MATLAB: Sorting and storing character and numeric values

cell arrayscharacternumericsorting

Hi everyone, I'm still trying to grasp Matlab so bare with me.
I have a dataset that I import from a csv file that has one text column and the rest are float columns. What I want to do, is be able to sort the rows by the numeric values but still retain the text column. My problem is that I am not sure how to go about this. I've tried cell arrays and have had little luck. What is the ideal Matlab approach for going about this?
Thanks, mattg555

Best Answer

One approach may be to do something like the following - separate the text data and numeric data into two separate matrices. Both would have the same number of rows, say M, with the text (cell) array having only the one column and the numeric data matrix having N rows for each of the N different columns of numbers. Call these matrices/arrays textData and numericData. (Note that the textData is most likely a cell array because you may allow different string lengths for each row.)
Now append a column to the numericData matrix, with values from 1 to M (so row i is assigned the value of i). This column will act like a series of unique identifiers for the numeric data, and will in fact be indices into the textData array so no matter how we sort our data in the numericData array, the identifier can always be used to refer back to the text string in textArray. (So now numericData is a Nx(M+1) matrix.) The code for doing this appending is simply:
[M,N] = size(numericData);
numericData = [numericData [1:M]'];
So now you want to sort the rows by the numeric values. Do you mean to sort on the first column, second column, etc.? If that is the case, then you can use the sortrows command, and indicate the column order of the sort.
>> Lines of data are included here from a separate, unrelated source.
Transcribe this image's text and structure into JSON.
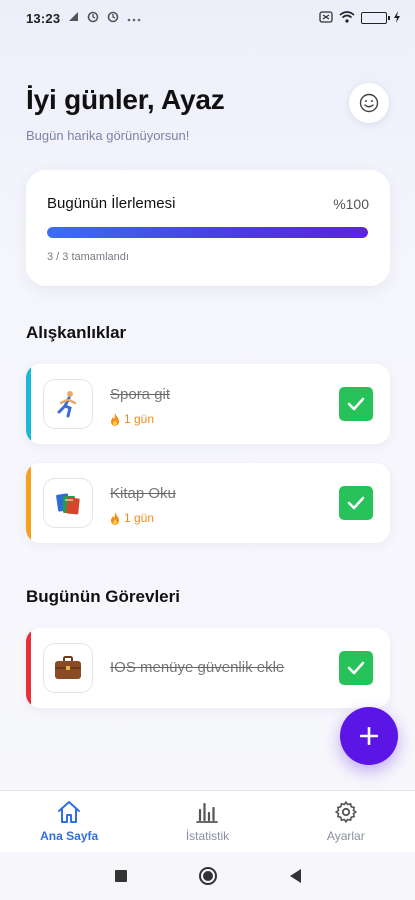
{
  "status_bar": {
    "time": "13:23",
    "left_icons": [
      "signal-icon",
      "sync-icon",
      "sync-icon",
      "more-icon"
    ],
    "right_icons": [
      "sim-icon",
      "wifi-icon",
      "battery-icon",
      "charging-icon"
    ],
    "battery_level": 1.0
  },
  "header": {
    "greeting": "İyi günler, Ayaz",
    "subtitle": "Bugün harika görünüyorsun!",
    "profile_icon": "smiley-icon"
  },
  "progress": {
    "title": "Bugünün İlerlemesi",
    "percent_label": "%100",
    "fraction": 1.0,
    "summary": "3 / 3 tamamlandı"
  },
  "habits": {
    "title": "Alışkanlıklar",
    "items": [
      {
        "label": "Spora git",
        "streak": "1 gün",
        "icon": "runner-icon",
        "accent": "#1ab8d4",
        "done": true
      },
      {
        "label": "Kitap Oku",
        "streak": "1 gün",
        "icon": "books-icon",
        "accent": "#f4a020",
        "done": true
      }
    ]
  },
  "tasks": {
    "title": "Bugünün Görevleri",
    "items": [
      {
        "label": "IOS menüye güvenlik ekle",
        "icon": "briefcase-icon",
        "accent": "#e8303a",
        "done": true
      }
    ]
  },
  "fab": {
    "icon": "plus-icon"
  },
  "bottom_nav": {
    "items": [
      {
        "label": "Ana Sayfa",
        "icon": "home-icon",
        "active": true
      },
      {
        "label": "İstatistik",
        "icon": "bar-chart-icon",
        "active": false
      },
      {
        "label": "Ayarlar",
        "icon": "gear-icon",
        "active": false
      }
    ]
  },
  "colors": {
    "accent_blue": "#2f6fe4",
    "fab_purple": "#5b16e6",
    "check_green": "#27c25a",
    "streak_orange": "#ef8a1b"
  }
}
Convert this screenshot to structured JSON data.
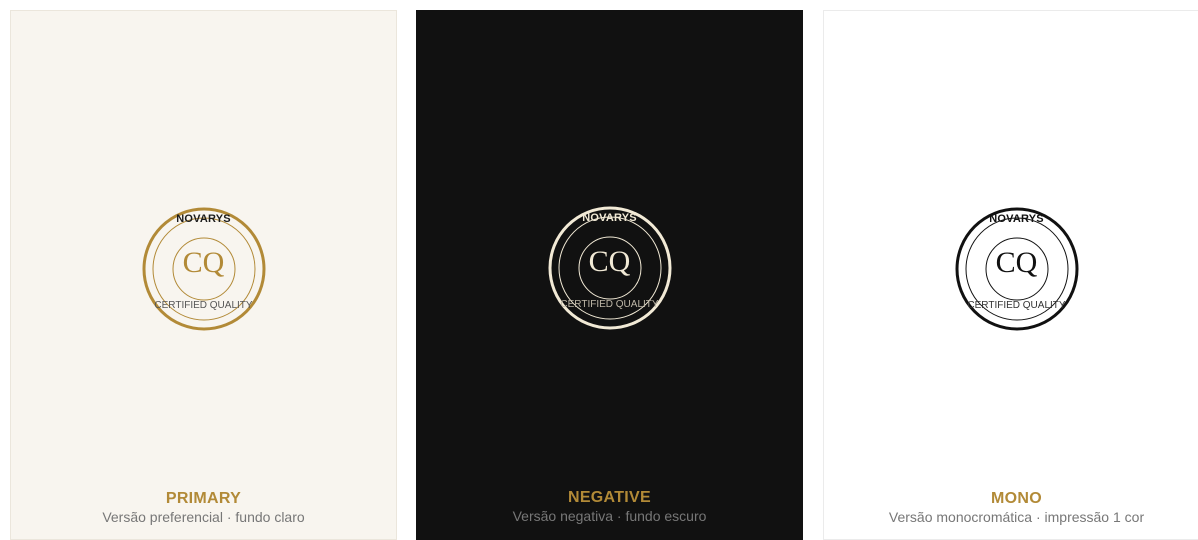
{
  "colors": {
    "gold": "#b28a37",
    "cream": "#f2ead6",
    "black": "#111111",
    "light_background": "#f8f5ef",
    "dark_background": "#111111",
    "white_background": "#ffffff",
    "description_text": "#777777"
  },
  "cards": [
    {
      "title": "PRIMARY",
      "description": "Versão preferencial · fundo claro",
      "seal": {
        "top_text": "NOVARYS",
        "monogram": "CQ",
        "bottom_text": "CERTIFIED QUALITY"
      }
    },
    {
      "title": "NEGATIVE",
      "description": "Versão negativa · fundo escuro",
      "seal": {
        "top_text": "NOVARYS",
        "monogram": "CQ",
        "bottom_text": "CERTIFIED QUALITY"
      }
    },
    {
      "title": "MONO",
      "description": "Versão monocromática · impressão 1 cor",
      "seal": {
        "top_text": "NOVARYS",
        "monogram": "CQ",
        "bottom_text": "CERTIFIED QUALITY"
      }
    }
  ]
}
For example, if your numericData is:
numericData =
95 45 92 41 13 1 84
95 7 73 89 20 74 52
95 7 73 5 19 44 20
95 7 40 35 60 93 67
76 61 93 81 27 46 83
76 79 91 0 19 41 1
then we append the id column as:
[M,N] = size(numericData);
numericData = [numericData [1:M]'];
numericData =
95 45 92 41 13 1 84 1
95 7 73 89 20 74 52 2
95 7 73 5 19 44 20 3
95 7 40 35 60 93 67 4
76 61 93 81 27 46 83 5
76 79 91 0 19 41 1 6
Then we sort on the first column, second, etc. as
numericData = sortrows(numericData,[1:N])
numericData =
76 61 93 81 27 46 83 5
76 79 91 0 19 41 1 6
95 7 40 35 60 93 67 4
95 7 73 5 19 44 20 3
95 7 73 89 20 74 52 2
95 45 92 41 13 1 84 1
All the data is sorted by column, and each row still has its unique identifier (in the last column) so we can easily refer back to the text string for that row.